Optimizing ID generation in a particular format

I am looking to generate IDs in a particular format. The format is this:

X | {N, S, E, W} | {A-Z} | {YY} | {0-9} {0-9} {0-9} {0-9} {0-9}

The part with "X" is a fixed character, the second part can be any of the 4 values N, S, E, W (North, South, East, West zones) based on the signup form data, the third part is an alphabet from the set {A-Z} and it is not related to the input data in anyway (can be randomly assigned), YY are the last 2 digits of the current year and the last part is a 5 digit number from 00000 to 99999.

I am planning to construct this ID by generating all 5 parts and concatenating the results into a final string.

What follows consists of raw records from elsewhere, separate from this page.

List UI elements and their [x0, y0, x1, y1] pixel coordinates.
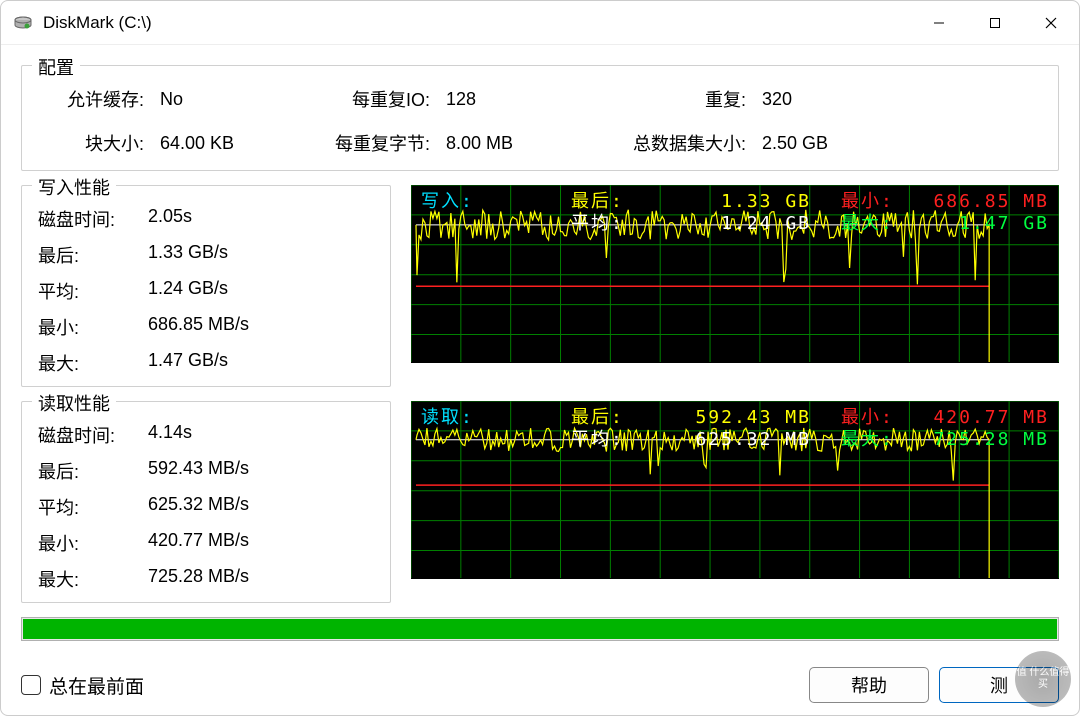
io-per-repeat-label: 每重复IO: [308, 86, 438, 112]
read-min-value: 420.77 MB/s [148, 530, 374, 556]
read-last-label: 最后: [38, 458, 148, 484]
read-min-label: 最小: [38, 530, 148, 556]
read-perf-group: 读取性能 磁盘时间: 4.14s 最后: 592.43 MB/s 平均: 625… [21, 401, 391, 603]
minimize-button[interactable] [911, 1, 967, 45]
write-last-value: 1.33 GB/s [148, 242, 374, 268]
titlebar: DiskMark (C:\) [1, 1, 1079, 45]
read-graph-min-value: 420.77 MB [921, 407, 1049, 429]
write-graph-avg-value: 1.24 GB [641, 213, 811, 235]
read-graph-last-value: 592.43 MB [641, 407, 811, 429]
maximize-button[interactable] [967, 1, 1023, 45]
read-graph-avg-value: 625.32 MB [641, 429, 811, 451]
read-disk-time-label: 磁盘时间: [38, 422, 148, 448]
read-graph-min-label: 最小: [841, 407, 921, 429]
read-avg-label: 平均: [38, 494, 148, 520]
help-button[interactable]: 帮助 [809, 667, 929, 703]
read-disk-time-value: 4.14s [148, 422, 374, 448]
write-perf-group: 写入性能 磁盘时间: 2.05s 最后: 1.33 GB/s 平均: 1.24 … [21, 185, 391, 387]
read-graph-max-value: 725.28 MB [921, 429, 1049, 451]
config-group: 配置 允许缓存: No 每重复IO: 128 重复: 320 块大小: 64.0… [21, 65, 1059, 171]
window-controls [911, 1, 1079, 45]
block-size-label: 块大小: [42, 130, 152, 156]
read-max-value: 725.28 MB/s [148, 566, 374, 592]
write-graph-last-value: 1.33 GB [641, 191, 811, 213]
bytes-per-repeat-label: 每重复字节: [308, 130, 438, 156]
write-disk-time-value: 2.05s [148, 206, 374, 232]
write-disk-time-label: 磁盘时间: [38, 206, 148, 232]
bytes-per-repeat-value: 8.00 MB [446, 133, 566, 154]
write-graph-avg-label: 平均: [571, 213, 641, 235]
always-on-top-checkbox[interactable]: 总在最前面 [21, 672, 144, 699]
progress-fill [23, 619, 1057, 639]
read-max-label: 最大: [38, 566, 148, 592]
write-graph-min-label: 最小: [841, 191, 921, 213]
read-graph-avg-label: 平均: [571, 429, 641, 451]
write-min-label: 最小: [38, 314, 148, 340]
always-on-top-label: 总在最前面 [49, 672, 144, 699]
read-graph-max-label: 最大: [841, 429, 921, 451]
write-graph-last-label: 最后: [571, 191, 641, 213]
read-graph: 读取: 最后: 592.43 MB 最小: 420.77 MB 平均: 625.… [411, 401, 1059, 579]
write-graph: 写入: 最后: 1.33 GB 最小: 686.85 MB 平均: 1.24 G… [411, 185, 1059, 363]
read-graph-last-label: 最后: [571, 407, 641, 429]
checkbox-icon [21, 675, 41, 695]
write-max-value: 1.47 GB/s [148, 350, 374, 376]
write-graph-title: 写入: [421, 191, 571, 213]
dataset-size-label: 总数据集大小: [574, 130, 754, 156]
window-title: DiskMark (C:\) [43, 13, 152, 33]
write-max-label: 最大: [38, 350, 148, 376]
write-perf-legend: 写入性能 [32, 174, 116, 200]
read-avg-value: 625.32 MB/s [148, 494, 374, 520]
write-graph-max-value: 1.47 GB [921, 213, 1049, 235]
allow-cache-value: No [160, 89, 300, 110]
write-avg-label: 平均: [38, 278, 148, 304]
repeat-value: 320 [762, 89, 872, 110]
allow-cache-label: 允许缓存: [42, 86, 152, 112]
write-min-value: 686.85 MB/s [148, 314, 374, 340]
read-last-value: 592.43 MB/s [148, 458, 374, 484]
config-legend: 配置 [32, 54, 80, 80]
write-last-label: 最后: [38, 242, 148, 268]
app-icon [13, 13, 33, 33]
read-graph-title: 读取: [421, 407, 571, 429]
test-button[interactable]: 测 [939, 667, 1059, 703]
read-perf-legend: 读取性能 [32, 390, 116, 416]
block-size-value: 64.00 KB [160, 133, 300, 154]
io-per-repeat-value: 128 [446, 89, 566, 110]
close-button[interactable] [1023, 1, 1079, 45]
write-avg-value: 1.24 GB/s [148, 278, 374, 304]
progress-bar [21, 617, 1059, 641]
write-graph-min-value: 686.85 MB [921, 191, 1049, 213]
write-graph-max-label: 最大: [841, 213, 921, 235]
dataset-size-value: 2.50 GB [762, 133, 872, 154]
repeat-label: 重复: [574, 86, 754, 112]
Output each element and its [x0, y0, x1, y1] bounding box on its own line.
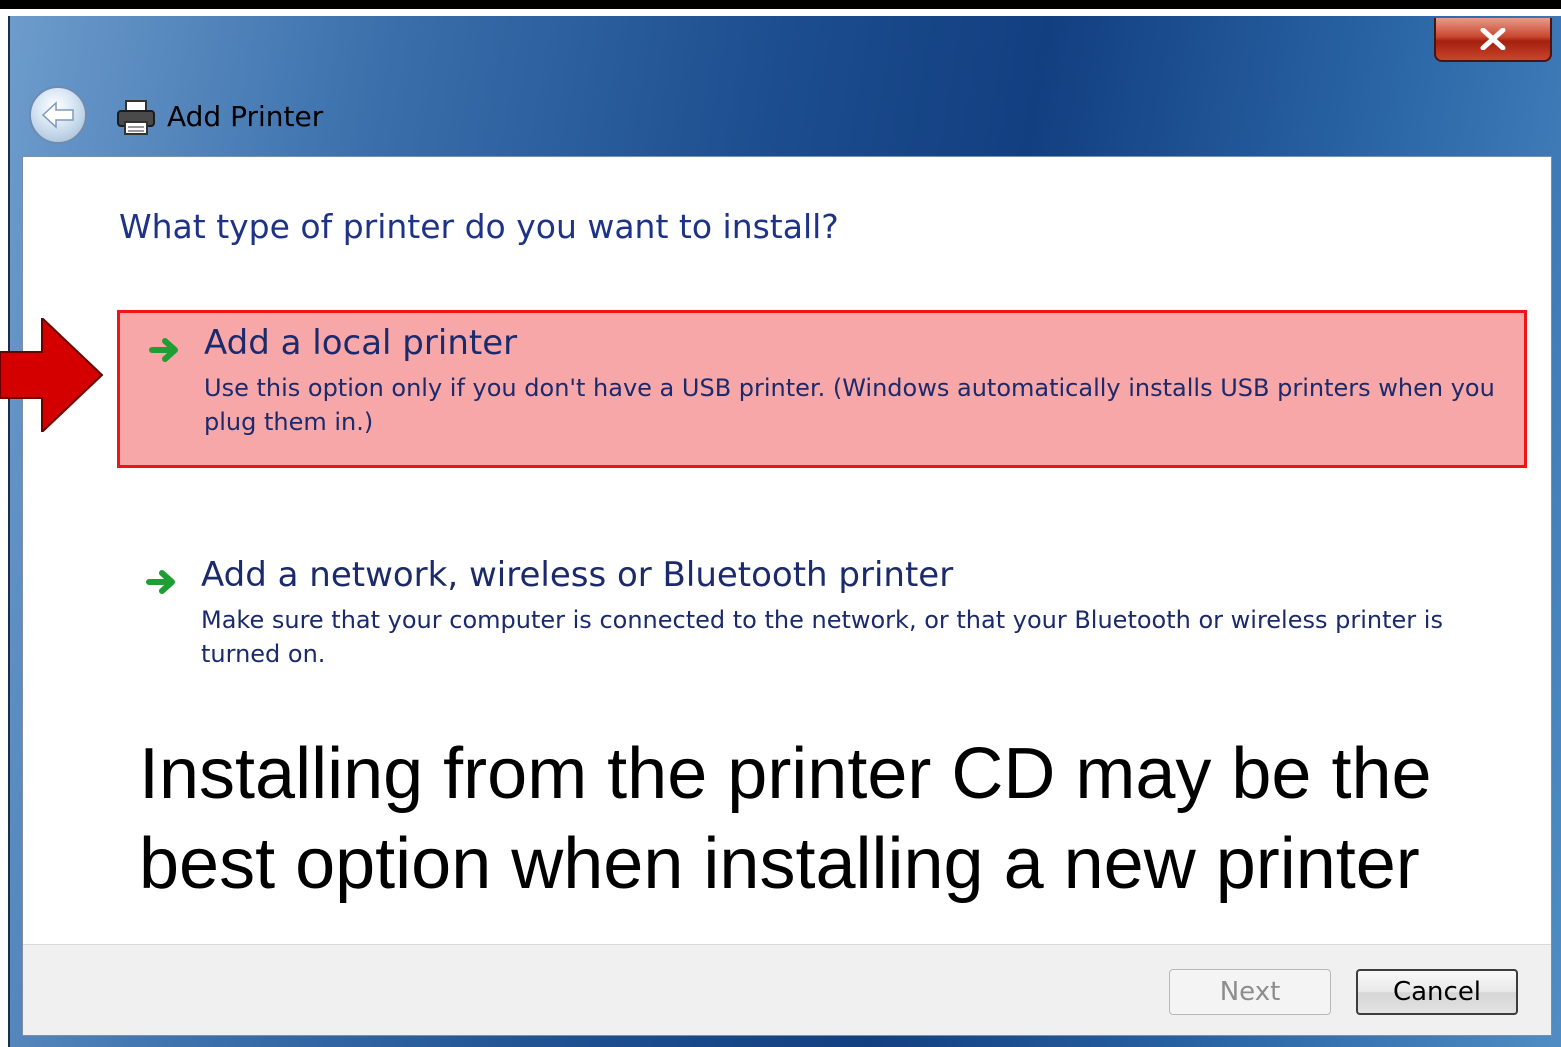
- add-local-printer-option[interactable]: Add a local printer Use this option only…: [117, 310, 1527, 468]
- top-rule: [0, 0, 1561, 9]
- close-icon: [1480, 28, 1506, 50]
- button-bar: Next Cancel: [23, 944, 1551, 1035]
- add-network-printer-option[interactable]: Add a network, wireless or Bluetooth pri…: [117, 545, 1527, 675]
- cancel-button[interactable]: Cancel: [1356, 969, 1518, 1015]
- option-description: Make sure that your computer is connecte…: [201, 606, 1443, 668]
- page-heading: What type of printer do you want to inst…: [119, 207, 839, 246]
- close-button[interactable]: [1434, 18, 1552, 62]
- window-title: Add Printer: [167, 100, 324, 133]
- option-title: Add a network, wireless or Bluetooth pri…: [201, 555, 954, 595]
- annotation-note: Installing from the printer CD may be th…: [139, 734, 1432, 904]
- green-right-arrow-icon: [146, 570, 175, 594]
- back-button[interactable]: [29, 86, 87, 144]
- wizard-content: What type of printer do you want to inst…: [22, 156, 1552, 1036]
- add-printer-window: Add Printer What type of printer do you …: [8, 16, 1561, 1047]
- printer-icon: [117, 100, 155, 135]
- green-right-arrow-icon: [149, 338, 178, 362]
- next-button[interactable]: Next: [1169, 969, 1331, 1015]
- option-description: Use this option only if you don't have a…: [204, 374, 1495, 436]
- back-arrow-icon: [41, 101, 74, 129]
- red-pointer-arrow-icon: [0, 318, 104, 432]
- option-title: Add a local printer: [204, 323, 518, 363]
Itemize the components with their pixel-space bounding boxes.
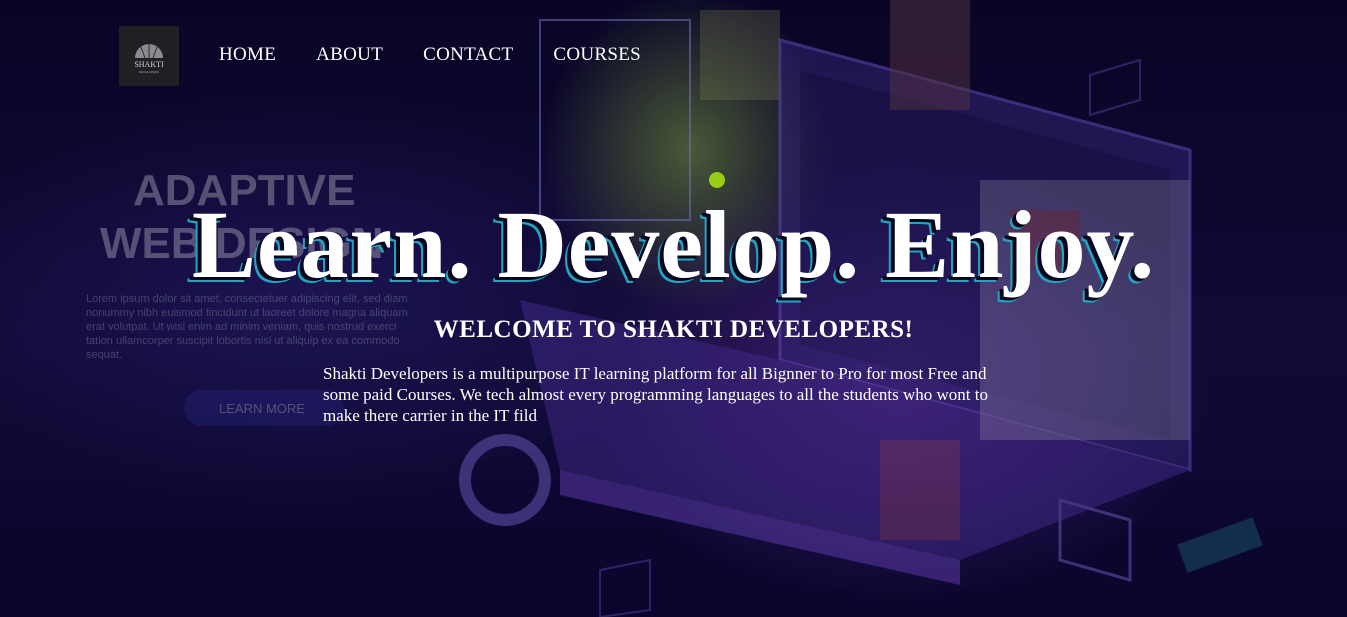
logo-subtext: DEVELOPERS [139,70,159,74]
accent-dot [709,172,725,188]
main-nav: HOME ABOUT CONTACT COURSES [219,44,641,66]
nav-item-home[interactable]: HOME [219,44,276,66]
brand-logo[interactable]: SHAKTI DEVELOPERS [119,26,179,86]
nav-item-about[interactable]: ABOUT [316,44,383,66]
hero-headline: Learn. Develop. Enjoy. [191,191,1156,298]
hero-overlay [0,0,1347,617]
logo-text: SHAKTI [134,60,164,69]
nav-item-contact[interactable]: CONTACT [423,44,513,66]
welcome-heading: WELCOME TO SHAKTI DEVELOPERS! [433,316,914,343]
hero-description: Shakti Developers is a multipurpose IT l… [323,364,988,425]
nav-item-courses[interactable]: COURSES [553,44,641,66]
logo-emblem-icon: SHAKTI DEVELOPERS [134,44,164,74]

The steps for generating each part:

  1. This is fixed as "X"
  2. This part will be one of "N", "S", "E", "W" based on the input data
  3. Generate a random alphabet from {A-Z}
  4. Last 2 digits of current year
  5. Generate 5 random digits

This format gives me 26 x 10^5 = 26, 00, 000 unique IDs each year for a particular zone, which is enough for my use case.

For handling collisions, I plan to query the database and generate a new ID if the ID already exists in the DB. This will continue until I generate an ID which doesnt exist in the DB.

Is this strategy good or should I use something else? When the DB has a lot of entries of a particular zone in a particular year, what would be the approximate probability of collision or expected number of DB calls?

Should I instead use, sequential IDs like this:

  1. Start from "A" in part 3 and "00000" in part 5
  2. Increment part 3 to "B", when "99999" has been used in part 5

If I do use this strategy, is there a way I can implement this without looking into the DB to first find the last inserted ID?

Or some other way to generate the IDs in this format. My main concern is that the process should be fast (not too many DB calls)

If there's no way around DB calls, should I use a cache like Redis for making this a little faster? How exactly will this work?

Upvotes: 0

Views: 45

Answers (1)

Phenomenal One
Phenomenal One

Reputation: 2587

For handling collisions, I plan to query the database and generate a new ID if the ID already exists in the DB. This will continue until I generate an ID which doesnt exist in the DB.

What if you make 10 such DB calls because of this. The problem with randomness is that collisions will occur even though the probability is low. In a production system with high load, doing a check with random data is dangerous.

This format gives me 26 x 10^5 = 26, 00, 000 unique IDs each year for a particular zone, which is enough for my use case.

Your range is small, no doubt. But you need to see tahat the probability of collision will be 1 / 26 * 10^5 which is not that great!.

So, if the hash size is not a concern, read about UUID, Twitter snowflake etc.

If there's no way around DB calls, should I use a cache like Redis for making this a little faster? How exactly will this work?

Using a cache is a good idea. Again, the problem here is the persistence. If you are looking for consistency, then Redis uses LRU and keys would get lost in time.

Here's how I would solve this issue:

So, I would first write write a mapper range for characters. Ex: N goes from A to F, S from G to M etc.

This ensures that there is some consistency among the zones.

After this, we can do the randomized approach itself but with indexing.

So, suppose let's say there is a chance for collision. We can significantly reduce this value.

Make the unique hash in your table as indexable.

This means that your search is much faster.

When you want to insert, generate 2 random hashes and do a single IN query - something like "select hash from table where hash in (hash1,hash2)". If this does not work, next time, you need to generate 4 random hashes and do the same query. If it works , use the hash. Keep increasing the exponential value to avoid collisions.

Again this is speculative, better approcahes may be there.